Op Europees vlak is evenwel geen verlaagd tarief mogelijk voor abonnementen op internetaansluitingen, terwijl de minister van Werk en Informatisering pleit voor een betaalbaar internet voor iedereen via het « internet voor iedereen-totaalpakket ». Niet alleen zou er 33 % korting gegeven worden voor aankoop van een computer en een internet-aansluiting, ook zou de BTW van 21 % terugbetaald worden door de overheid via de aangifte van de inkomstenbelasting. Dergelijke maatregel dreigt de personen te benadelen die reeds op eigen kosten de vaak zware financiële inspanningen hebben gedaan om mee te kunnen met het internet-tijdperk.

Een globale BTW-verlaging tot 12 % zou een eerlijke en lineaire maatregel zijn voor alle internetgebruikers, zowel de bestaande als de nieuwe, doch hangt af van een Europese beslissing, zoals hierboven uiteengezet.

In dit kader werd trouwens in december 1999 een mededeling gepubliceerd met als titel « eEurope — Een informatiemaatschappij voor iedereen ». Dit eEurope-initiatief werd positief ontvangen door de Europese Raad, die in maart 2000 op de « DotComtop » de « strategie van Lissabon » vaststelde. Op de Europese top van Lissabon legde de Raad de Europese Unie als algemene strategie op om tegen 2010 de « meest concurrerende en dynamische kenniseconomie van de wereld te worden, in staat tot duurzame economische groei met meer en betere banen en een hechtere sociale samenhang ». Daarom is het des te merkwaardiger dat voor betaaltelevisie (en voor televisie in het algemeen) een verlaagd tarief mogelijk is, doch niet voor internettoegang.

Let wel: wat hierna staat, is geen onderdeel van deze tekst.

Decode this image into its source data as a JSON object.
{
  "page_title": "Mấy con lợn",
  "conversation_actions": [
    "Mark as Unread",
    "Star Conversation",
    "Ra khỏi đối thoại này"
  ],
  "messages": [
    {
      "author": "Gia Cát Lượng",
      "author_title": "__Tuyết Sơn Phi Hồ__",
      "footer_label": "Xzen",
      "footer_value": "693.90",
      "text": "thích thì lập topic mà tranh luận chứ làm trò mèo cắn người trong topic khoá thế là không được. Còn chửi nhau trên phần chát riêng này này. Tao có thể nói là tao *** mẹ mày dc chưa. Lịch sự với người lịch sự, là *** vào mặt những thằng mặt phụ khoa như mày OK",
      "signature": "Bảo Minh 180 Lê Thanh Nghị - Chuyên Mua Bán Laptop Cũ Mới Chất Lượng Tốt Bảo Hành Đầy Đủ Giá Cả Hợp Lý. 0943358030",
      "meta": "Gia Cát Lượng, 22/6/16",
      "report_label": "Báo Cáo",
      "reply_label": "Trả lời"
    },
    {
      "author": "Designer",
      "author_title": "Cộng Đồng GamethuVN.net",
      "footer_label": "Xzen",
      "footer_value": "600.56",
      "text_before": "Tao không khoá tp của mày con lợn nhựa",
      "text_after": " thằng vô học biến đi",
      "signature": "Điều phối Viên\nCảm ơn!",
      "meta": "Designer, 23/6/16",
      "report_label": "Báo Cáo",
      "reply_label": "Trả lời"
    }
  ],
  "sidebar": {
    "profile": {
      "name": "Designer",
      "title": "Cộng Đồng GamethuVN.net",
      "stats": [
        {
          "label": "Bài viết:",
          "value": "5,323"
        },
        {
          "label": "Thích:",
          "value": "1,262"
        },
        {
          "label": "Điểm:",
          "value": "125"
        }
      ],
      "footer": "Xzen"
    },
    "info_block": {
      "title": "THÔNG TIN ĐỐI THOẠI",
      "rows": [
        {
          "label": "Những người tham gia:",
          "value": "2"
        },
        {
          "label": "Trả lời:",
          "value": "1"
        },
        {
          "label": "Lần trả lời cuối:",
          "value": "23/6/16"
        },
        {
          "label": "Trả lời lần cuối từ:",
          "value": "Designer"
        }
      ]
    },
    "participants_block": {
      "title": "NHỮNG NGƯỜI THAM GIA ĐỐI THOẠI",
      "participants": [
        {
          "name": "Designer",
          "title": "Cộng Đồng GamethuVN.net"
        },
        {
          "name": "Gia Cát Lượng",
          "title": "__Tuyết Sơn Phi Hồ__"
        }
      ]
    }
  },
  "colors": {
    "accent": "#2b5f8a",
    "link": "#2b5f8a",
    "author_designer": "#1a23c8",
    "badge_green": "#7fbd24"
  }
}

Graag kreeg ik een antwoord op de volgende vragen :

1. Is dit punt besproken op de vergadering van de Europese Ecofin-raad ? Zo ja, wat was het standpunt van de raad ?

2. Welke initiatieven zal de regering nemen om deze onmiskenbaar ongelijke fiscale behandeling, in strijd met de doelstellingen zelf van de Unie, aan te kaarten ?

Antwoord : Dit punt stond niet op de agenda van de Ecofin-raad en kwam ook niet aan bod. Ik herinner u eraan dat de levering van diensten door middel van een breedbandverbinding die onder meer toegang biedt tot het internet en het World Wide Web worden aangemerkt als telecommunicatiediensten, zoals bedoeld in artikel 18, § 1, tweede lid, 14º, van het BTW-Wetboek.

Ingevolge de harmonisatie van de BTW-tarieven kunnen de lidstaten van de Gemeenschap sedert 1 januari 1993 enkel een verlaagd BTW-tarief toepassen voor de leveringen en diensten opgesomd in bijlage H bij richtlijn 77/388/EEG.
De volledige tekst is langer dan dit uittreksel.